Söz konusu davanın açılabilmesi için, belli bir markayı kullanmayı düşünen kişinin görüşlerini bildirmesi için marka sahibine noter kanalı ile bildirimde bulunması gerekir. Marka sahibi, bu talebin kendisine tebliğinden itibaren 1 ay içinde cevap vermez ya da verilen cevap menfaat sahibi kişi tarafından kabul edilmez ise KHK 74/1 e göre dava açılabilir.

3- DİĞER DAVALAR:

A-MARKAYA TECAVÜZ NEDENİYLE TAZMİNAT DAVASI


KHK’nin 62. Maddesi b bendine göre marka hakkının tecavüze uğraması halinde tecavüzün giderilmesi ve maddi ve manevi zararların tazmini de istenebilir.

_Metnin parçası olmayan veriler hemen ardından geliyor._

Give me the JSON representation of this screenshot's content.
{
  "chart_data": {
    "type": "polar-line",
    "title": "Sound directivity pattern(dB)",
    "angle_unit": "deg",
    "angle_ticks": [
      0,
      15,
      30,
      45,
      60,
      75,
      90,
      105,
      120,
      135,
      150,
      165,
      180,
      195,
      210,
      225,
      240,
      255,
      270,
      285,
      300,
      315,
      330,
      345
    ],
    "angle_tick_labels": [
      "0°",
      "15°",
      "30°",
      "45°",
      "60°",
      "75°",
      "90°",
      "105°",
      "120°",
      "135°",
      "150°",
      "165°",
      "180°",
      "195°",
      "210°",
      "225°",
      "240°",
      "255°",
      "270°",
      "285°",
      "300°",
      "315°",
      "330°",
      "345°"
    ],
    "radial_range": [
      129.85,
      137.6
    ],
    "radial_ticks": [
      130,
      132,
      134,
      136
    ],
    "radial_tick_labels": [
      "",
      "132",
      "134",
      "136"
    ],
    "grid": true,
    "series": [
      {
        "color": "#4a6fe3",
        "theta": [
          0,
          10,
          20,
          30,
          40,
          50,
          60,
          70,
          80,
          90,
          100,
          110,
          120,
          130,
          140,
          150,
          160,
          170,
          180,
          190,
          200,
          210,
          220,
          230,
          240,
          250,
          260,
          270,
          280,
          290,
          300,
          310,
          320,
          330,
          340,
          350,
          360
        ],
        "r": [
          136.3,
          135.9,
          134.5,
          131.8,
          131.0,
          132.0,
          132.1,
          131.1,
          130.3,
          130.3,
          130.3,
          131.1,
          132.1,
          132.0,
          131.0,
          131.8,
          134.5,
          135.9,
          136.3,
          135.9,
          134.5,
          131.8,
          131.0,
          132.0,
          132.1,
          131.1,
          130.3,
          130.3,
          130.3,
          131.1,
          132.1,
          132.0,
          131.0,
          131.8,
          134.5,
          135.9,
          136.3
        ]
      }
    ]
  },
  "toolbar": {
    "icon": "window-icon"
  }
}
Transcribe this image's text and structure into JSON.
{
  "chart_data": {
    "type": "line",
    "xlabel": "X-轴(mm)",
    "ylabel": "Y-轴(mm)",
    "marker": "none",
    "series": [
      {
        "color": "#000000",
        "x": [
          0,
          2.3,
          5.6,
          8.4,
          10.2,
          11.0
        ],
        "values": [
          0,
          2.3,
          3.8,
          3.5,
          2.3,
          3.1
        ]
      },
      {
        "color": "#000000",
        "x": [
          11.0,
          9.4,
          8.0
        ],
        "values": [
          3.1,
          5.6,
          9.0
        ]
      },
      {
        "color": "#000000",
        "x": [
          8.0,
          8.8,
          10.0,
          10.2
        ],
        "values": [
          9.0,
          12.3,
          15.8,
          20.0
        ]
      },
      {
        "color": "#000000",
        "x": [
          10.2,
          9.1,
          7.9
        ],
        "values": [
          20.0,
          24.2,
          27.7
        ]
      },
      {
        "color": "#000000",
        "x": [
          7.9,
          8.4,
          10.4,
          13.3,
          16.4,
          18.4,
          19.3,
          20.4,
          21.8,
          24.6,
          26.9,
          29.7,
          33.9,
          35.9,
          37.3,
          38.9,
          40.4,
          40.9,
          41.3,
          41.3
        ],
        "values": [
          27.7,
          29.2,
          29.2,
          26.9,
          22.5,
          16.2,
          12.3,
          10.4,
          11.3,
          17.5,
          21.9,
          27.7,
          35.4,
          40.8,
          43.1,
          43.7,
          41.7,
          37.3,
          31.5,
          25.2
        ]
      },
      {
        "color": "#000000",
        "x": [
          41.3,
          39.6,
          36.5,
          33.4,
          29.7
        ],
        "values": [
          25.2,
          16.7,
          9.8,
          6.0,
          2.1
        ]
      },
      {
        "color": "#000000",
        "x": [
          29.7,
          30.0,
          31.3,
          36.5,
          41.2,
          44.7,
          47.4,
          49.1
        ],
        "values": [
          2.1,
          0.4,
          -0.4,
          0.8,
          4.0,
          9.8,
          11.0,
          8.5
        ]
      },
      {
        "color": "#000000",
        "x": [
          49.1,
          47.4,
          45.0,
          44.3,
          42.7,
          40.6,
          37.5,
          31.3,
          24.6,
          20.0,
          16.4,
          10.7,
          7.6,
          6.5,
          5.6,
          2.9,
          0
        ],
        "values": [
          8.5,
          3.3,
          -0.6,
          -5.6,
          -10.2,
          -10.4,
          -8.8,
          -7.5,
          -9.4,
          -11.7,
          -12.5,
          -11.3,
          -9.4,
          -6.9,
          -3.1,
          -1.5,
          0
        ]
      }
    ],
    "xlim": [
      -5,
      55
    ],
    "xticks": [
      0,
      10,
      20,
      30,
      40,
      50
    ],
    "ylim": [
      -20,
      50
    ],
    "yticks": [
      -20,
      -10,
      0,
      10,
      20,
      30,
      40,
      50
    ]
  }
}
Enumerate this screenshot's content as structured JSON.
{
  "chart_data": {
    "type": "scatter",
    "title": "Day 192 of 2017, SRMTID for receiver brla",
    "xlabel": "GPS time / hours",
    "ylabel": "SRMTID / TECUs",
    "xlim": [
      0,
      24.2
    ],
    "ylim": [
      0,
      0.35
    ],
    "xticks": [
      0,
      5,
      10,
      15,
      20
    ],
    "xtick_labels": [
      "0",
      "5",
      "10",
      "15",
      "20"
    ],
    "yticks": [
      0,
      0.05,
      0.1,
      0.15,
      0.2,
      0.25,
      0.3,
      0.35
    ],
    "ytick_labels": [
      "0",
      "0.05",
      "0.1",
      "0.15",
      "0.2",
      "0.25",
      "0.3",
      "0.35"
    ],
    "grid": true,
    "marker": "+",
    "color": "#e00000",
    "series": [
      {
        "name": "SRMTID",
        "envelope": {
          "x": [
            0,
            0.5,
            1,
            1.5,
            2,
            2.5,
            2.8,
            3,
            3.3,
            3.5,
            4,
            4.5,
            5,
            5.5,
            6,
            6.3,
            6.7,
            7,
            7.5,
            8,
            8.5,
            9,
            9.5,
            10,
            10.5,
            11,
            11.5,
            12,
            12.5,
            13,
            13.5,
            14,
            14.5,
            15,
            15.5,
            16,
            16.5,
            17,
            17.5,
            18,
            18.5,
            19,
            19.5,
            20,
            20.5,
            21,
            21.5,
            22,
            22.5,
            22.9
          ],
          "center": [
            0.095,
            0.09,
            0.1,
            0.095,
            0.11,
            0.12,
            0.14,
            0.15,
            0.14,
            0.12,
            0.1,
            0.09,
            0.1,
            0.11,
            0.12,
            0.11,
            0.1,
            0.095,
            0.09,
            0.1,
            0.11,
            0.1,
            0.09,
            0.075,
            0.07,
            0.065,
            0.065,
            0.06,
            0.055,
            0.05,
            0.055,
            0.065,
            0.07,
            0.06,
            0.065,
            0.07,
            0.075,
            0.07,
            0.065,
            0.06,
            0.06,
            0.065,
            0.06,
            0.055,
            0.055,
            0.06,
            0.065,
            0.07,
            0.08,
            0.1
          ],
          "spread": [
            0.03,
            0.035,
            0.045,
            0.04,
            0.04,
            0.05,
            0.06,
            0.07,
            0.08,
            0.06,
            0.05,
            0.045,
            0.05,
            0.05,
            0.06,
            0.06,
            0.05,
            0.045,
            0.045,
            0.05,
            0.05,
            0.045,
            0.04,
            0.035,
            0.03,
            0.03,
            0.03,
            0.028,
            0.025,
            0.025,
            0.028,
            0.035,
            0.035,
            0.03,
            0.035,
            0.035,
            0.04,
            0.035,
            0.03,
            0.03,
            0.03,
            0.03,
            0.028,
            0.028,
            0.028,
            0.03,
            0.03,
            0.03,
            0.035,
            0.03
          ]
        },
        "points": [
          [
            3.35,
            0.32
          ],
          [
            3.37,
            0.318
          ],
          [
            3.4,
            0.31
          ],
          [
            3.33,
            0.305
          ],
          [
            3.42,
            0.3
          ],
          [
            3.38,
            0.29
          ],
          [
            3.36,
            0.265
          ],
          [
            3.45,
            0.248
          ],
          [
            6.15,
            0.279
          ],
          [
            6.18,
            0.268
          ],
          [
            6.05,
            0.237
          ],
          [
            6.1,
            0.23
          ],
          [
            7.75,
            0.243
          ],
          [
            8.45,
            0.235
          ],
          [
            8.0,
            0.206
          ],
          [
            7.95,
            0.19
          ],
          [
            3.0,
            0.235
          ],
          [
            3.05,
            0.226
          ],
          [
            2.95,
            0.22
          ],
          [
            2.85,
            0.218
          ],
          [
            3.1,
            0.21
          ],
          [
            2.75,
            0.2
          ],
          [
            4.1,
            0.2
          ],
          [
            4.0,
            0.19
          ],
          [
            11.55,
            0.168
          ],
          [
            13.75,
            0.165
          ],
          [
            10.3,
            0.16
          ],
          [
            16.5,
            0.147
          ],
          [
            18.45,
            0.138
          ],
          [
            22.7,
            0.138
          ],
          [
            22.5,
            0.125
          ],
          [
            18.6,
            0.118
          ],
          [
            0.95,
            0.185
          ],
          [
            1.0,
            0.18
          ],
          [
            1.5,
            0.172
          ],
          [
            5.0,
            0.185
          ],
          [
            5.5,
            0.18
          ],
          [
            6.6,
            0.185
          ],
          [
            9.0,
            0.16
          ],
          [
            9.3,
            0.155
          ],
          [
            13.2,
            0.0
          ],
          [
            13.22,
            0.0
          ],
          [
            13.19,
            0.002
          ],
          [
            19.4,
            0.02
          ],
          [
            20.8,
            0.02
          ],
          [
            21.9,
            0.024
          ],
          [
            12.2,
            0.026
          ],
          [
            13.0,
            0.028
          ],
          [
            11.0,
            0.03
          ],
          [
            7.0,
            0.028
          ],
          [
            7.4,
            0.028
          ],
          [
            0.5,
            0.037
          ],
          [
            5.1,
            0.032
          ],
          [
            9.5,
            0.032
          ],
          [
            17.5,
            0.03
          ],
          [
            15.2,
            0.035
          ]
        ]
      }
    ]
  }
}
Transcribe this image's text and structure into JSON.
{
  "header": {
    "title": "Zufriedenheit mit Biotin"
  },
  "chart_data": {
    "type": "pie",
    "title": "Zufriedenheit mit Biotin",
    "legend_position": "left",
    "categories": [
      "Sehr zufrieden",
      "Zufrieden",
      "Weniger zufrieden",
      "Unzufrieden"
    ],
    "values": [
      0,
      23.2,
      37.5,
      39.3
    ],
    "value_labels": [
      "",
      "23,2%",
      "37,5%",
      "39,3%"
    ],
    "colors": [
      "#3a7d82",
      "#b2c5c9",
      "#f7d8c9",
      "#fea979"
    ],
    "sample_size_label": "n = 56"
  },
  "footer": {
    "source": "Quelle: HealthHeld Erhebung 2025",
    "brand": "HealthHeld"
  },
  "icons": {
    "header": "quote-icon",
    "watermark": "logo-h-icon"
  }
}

Tecavüz nedeni ile tazminat talep etme hakkı öncelikle marka sahibine aittir. KHK ya göre markanın sağladığı haklar 3. Kişilere karşı marka tescilini yayımı tarihi itibarı ile hüküm ifade eder. 
Oysa, tescilli markaya tecavüz dahi aslında haksız fiil ve Ticaret Kanunu 56 ve devamı maddelerinde ifade edilen bir haksız rekabet türüdür. Açılan davaların çoğunda da istem;

-Markaya tecavüzün önlenmesi

-Markaya tecavüz suretiyle oluşan haksız rekabetin önlenmesi

-Bu nedenlerle maddi ve manevi tazminat istenmesi, olarak görülmektedir.

Markaya tecavüz nedeniyle tazminat için de 3 unsurun gerçekleşmesi gerekir:

  • Tescilli markaya tecavüz;
  • Kasıt veya ihmal ve tedbirsizlikle bu marka tecavüzü eyleminin gerçekleşmiş olması, yani kötü niyetle ya da iyi niyet kurallarına aykırılık sonucu bu eylemin gerçekleşmiş olması
  • Bu fiil nedeniyle bir zararın ortaya çıkması

Yukarıdaki bu üç unsurun bir arada bulunması tazminat davasının görülebilmesi için gereklidir.

KHK'nın tazminat başlığını taşıyan 64.maddesinde ise şu hükme yer verilmiştir. “ marka sahibinin izni olmaksızın marka taklit edilerek üretilen ürünü üreten satan, dağıtan, veya başka bir şekilde ticaret alanına çıkaran veya bu amaçlar için ithal eden veya ticari amaçla elde bulunduran kişi hukuka aykırılığı gidermek ve sebep olduğu zararı tazmin etmekle yükümlüdür. 
Taklit markayı herhangi bir şekilde kullanmakta olan kişi marka sahibinin markanın varlığından ve tecavüzden ve kendinin haberdar etmesi ve tecavüz durdurmasının talep etmesi halinde veya kullanmanın kusurlu davranış teşkil etmesi halinde sebep olduğu zararı tazmin etmekle yükümlüdür.” 
Hükmün 1. Fıkrasında 2. Fıkradan farklı bir şekilde kusurdan hiç söz edilmemiştir. 1. Fıkrada kusurdan hiç söz edilmemiş olmasını bu fıkrada sözü edilen kişilerin kusurlu olmasalar dahi tazminat ödemekle yükümlü tutulabilecekleri anlamında yorumlanmaması gerekir.

KHK 64-1 in kapsamına taklit markayı taşıyan malları ilk failden istiap ettikten sonra satışa sunan veya başka bir şekilde ticaret alanına çıkaran ya da ticari amaçla elinde bulunduran kişilerde girer bu kişilerin marka hakkına tecavüz etmiş sayılabilmeleri için markanın taklit edilmiş olduğunu bilmeleri ya da bilmelerinin gerekli olması gerekir.

Haksız fiiller alanında kusursuz sorumluluğun istisnai bir durum olduğunu ve ancak bu hususu ön gören açık bir düzenleme ile getireceği, KHK 64 -1 de ise böyle bir açıklığın bulunmadığı hususları göz önünde bulundurulduğunda genel hükümlere göre tayin edilecek bir tazminat ödeme yükümünden bahsedebilmek için kusurun varlığı aranmalıdır.